I see from the papers that the Sacro Monte is not the only place of which there are two. If you see what I mean. Apparently a town in New Jersey has just changed its name from South Belmar to Lake Como. Seems they wanted to make sure people did not confuse them with common-or-garden Belmar. Not much of a possibility of any further confusion, I would say.

On the subject of nomenclature, I read an interesting item the other day about Italian last names (or cognomi as they are called around here.) I don’t know if you have noticed but there are lots of family names that have to do with numbers. Apparently, the most common is Quaranta, followed by Cinque, Sette, Trenta, Cento, Tredici, Venticinque, Venti, Cinquanta and Quarantotto. It is also possible to find quite a few people called Quattro, Dieci, Dodici, Sedici, Ventisette, Trentanove, and Mille. When it comes to Sei, Otto, Nove, Quattordici, Dicotto, Diciannove, Ventiquattro, Ventisei, Ventotto, and Ventinove, however, there are not that many of them. If you have an Italian last name and want to check out how many more of them there are, click here, then click on “servizi e curiosita” and then “contacognomi”. Even if you do not have a name you are interested in finding out about, look at the fun facts the Italian phone company has assembled for you. That Italy is a “noble” country is explained by the fact that there are dozens of people called “Nobile” or “Nobili”, as well as “Re”, “Conte”, “Barone”, and so forth. When you have finished with that section, click on “facciamo nomi e cognomi” which would translate roughly as “naming names”. Here you will find the longest Italian last name consists of 18 letters, and is Tschurtschenthaler. There are three with 17 (Pasquadibisceglie, Di Francescantonio, and Stampachiacchiere), another three with 15 (Monterubbianesi, Mastrofrancesco, Mastroberardino), and four with 14 (Abbracciavento, Castrogiovanni, Canavacciuolo, and Colafranceschi). At the other extreme, the shortest Italian last names have two letters, and are: Bo, Pe, Mo, Po, Re, Wu, My, Hu – the latter three providing evidence – if any was needed – that Italy is well on its way to becoming a multi-cultural society.




A
nother example of mixing cultures – Mantua will be providing a home for an outpost of the Hermitage Museum in Saint Petersburg. As well as being the venue for a major exhibition from the Hermitage collection every two years, the center will offer information on all the Italian works held in the museum to scholars and researchers.
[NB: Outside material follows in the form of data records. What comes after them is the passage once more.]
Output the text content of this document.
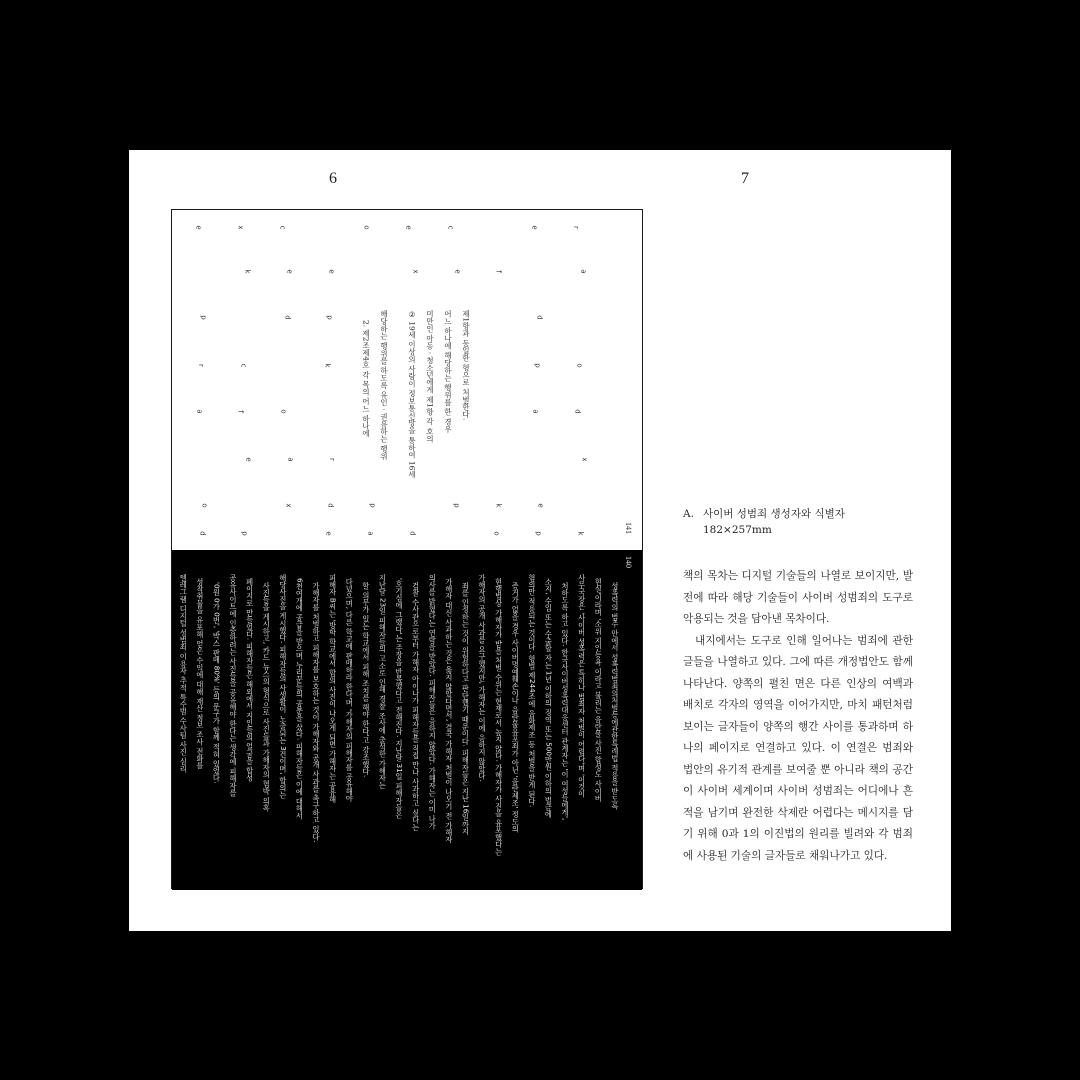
6	7
141
e
p
r
a
o
d
x
k
c
f
e
p
c
e
d
o
a
x
e
p
k
r
d
e
o
p
a
e
x
d
c
e
p
f
k
o
e
d
p
a
e
p
r
a
o
d
x
k
2. 제2조제4호 각 목의 어느 하나에 해당하는 행위를 하도록 유인 · 권유하는 행위	② 19세 이상의 사람이 정보통신망을 통하여 16세 미만인 아동 · 청소년에게 제1항 각 호의 어느 하나에 해당하는 행위를 한 경우 제1항과 동일한 형으로 처벌한다.
140
텔레그램 디지털 성범죄 이용자 추적 특수범 수사팀 사진 심리 성착취물을 유포해 얻은 수익에 대해 재산 정보 조사 전화를 '0원 0가 0번', '박스 판매 80%' 등의 문구가 함께 적혀 있었다. 공유사이트에 인증하려는 사진들을 공유해야 한다는 생각에 피해자를 페이지로 만들었다. 피해자들은 해외에서 지인들의 얼굴을 합성 사진들을 게시하고, 카드 뉴스의 형식으로 사진들과 가해자의 협박 의혹 해당사진을 게시했다. 피해자들의 사생활이 노출되는 3건이며, 합의는 6천여개에 공급을 받으며 누리꾼들의 공분을 샀다. 피해자들은 이에 대해서 가해자를 처벌하고 피해자를 보호하는 것이 가해자와 공개 사과를 촉구하고 있다. 피해자 B씨는 '방학 학교에서 합의 사진이 나오게 되면 가해자는 공유해 다녔으며, 다른 학교에 판매하라 한다'며 '가해자의 피해자를 공유해야 할 의무가 있는 학교에서 피해 조치를 해야 한다'고 강조했다. 지난달 23일 피해자들의 고소로 인해 경찰 조사에 출석한 가해자는 '호기심에 그랬다'는 주장을 반복했다고 전해진다. 지난달 31일 피해자들은 검찰 수사관으로부터 가해자 아이나가 피해자들을 직접 만나 사과하고 싶다는 의사를 밝혔다는 연락을 받았다. 피해자들은 응하지 않았다. 가해자는 이미 나가 가해자 대신 사과하는 것은 옳지 않았다면서, 결국 가해자 처벌이 나오기 전 가해자 죄를 인정하는 것이 위험하다고 판단했기 때문이다. 피해자들은 지난 16일까지 가해자의 공개 사과를 요구했지만, 가해자는 이에 응하지 않았다. 현행법상 가해자가 받을 처벌 수위는 현재로서 높지 않다. 가해자가 사진을 유포했다는 증거가 없을 경우 사이버명예훼손이나 음란물유포죄가 아닌 '음란제조' 정도의 혐의만 적용되는 것이다. 형법 제244조에 음화제조 등 처벌을 받게 된다. 소지, 수입 또는 수출할 자는 1년 이하의 징역 또는 500만원 이하의 벌금에 처하도록 하고 있다. 한국사이버성폭력대응센터 관계자는 '이 여성들에게', 사무국장은 '사이버 성폭력은 특히나 범죄자 처벌이 어렵다'며 '이것이 현실'이라며 '소위 지인능욕 이라고 불리는 음란물 사진 합성도 사이버 성폭력의 범주 안에서 성폭력범죄의처벌등에관한특례법 적용을 받도록
A. 사이버 성범죄 생성자와 식별자
182×257mm

책의 목차는 디지털 기술들의 나열로 보이지만, 발전에 따라 해당 기술들이 사이버 성범죄의 도구로 악용되는 것을 담아낸 목차이다.

내지에서는 도구로 인해 일어나는 범죄에 관한 글들을 나열하고 있다. 그에 따른 개정법안도 함께 나타난다. 양쪽의 펼친 면은 다른 인상의 여백과 배치로 각자의 영역을 이어가지만, 마치 패턴처럼 보이는 글자들이 양쪽의 행간 사이를 통과하며 하나의 페이지로 연결하고 있다. 이 연결은 범죄와 법안의 유기적 관계를 보여줄 뿐 아니라 책의 공간이 사이버 세계이며 사이버 성범죄는 어디에나 흔적을 남기며 완전한 삭제란 어렵다는 메시지를 담기 위해 0과 1의 이진법의 원리를 빌려와 각 범죄에 사용된 기술의 글자들로 채워나가고 있다.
I don’t know if you saw the news about the chapel at the Bargello in Florence re-pening after extensive restoration work. The chapel contains some outstanding frescoes, including a portrait of Dante. This fact is documented in the first chapter of the Lives of the Artists by Giorgio Vasari, who states that the work was executed by Giotto. Modern-day scholars are not unanimous on that, even if it is true that the artist was in Florence at that time, overseeing the construction of the campanile of the Duomo, and the chapels at Santa Croce. If you’d like to visit while you’re in town, click here.
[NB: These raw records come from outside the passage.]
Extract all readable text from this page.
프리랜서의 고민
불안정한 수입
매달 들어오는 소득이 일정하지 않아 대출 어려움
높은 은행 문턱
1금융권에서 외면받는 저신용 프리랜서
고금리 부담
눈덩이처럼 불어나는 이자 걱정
And now I really do have to go. I have lots to get organized before I take off on the night of January 5. I need to polish up my broomstick, and get out my pointy black hat, along with my travelling cloak – rigorosamente nero – and then I have to get those stocking-fillers. Quick, what’s the Italian for “She’s making a list/checking it twice/she’s gonna find out/who’s naughty or nice/La Befana’s coming to town”?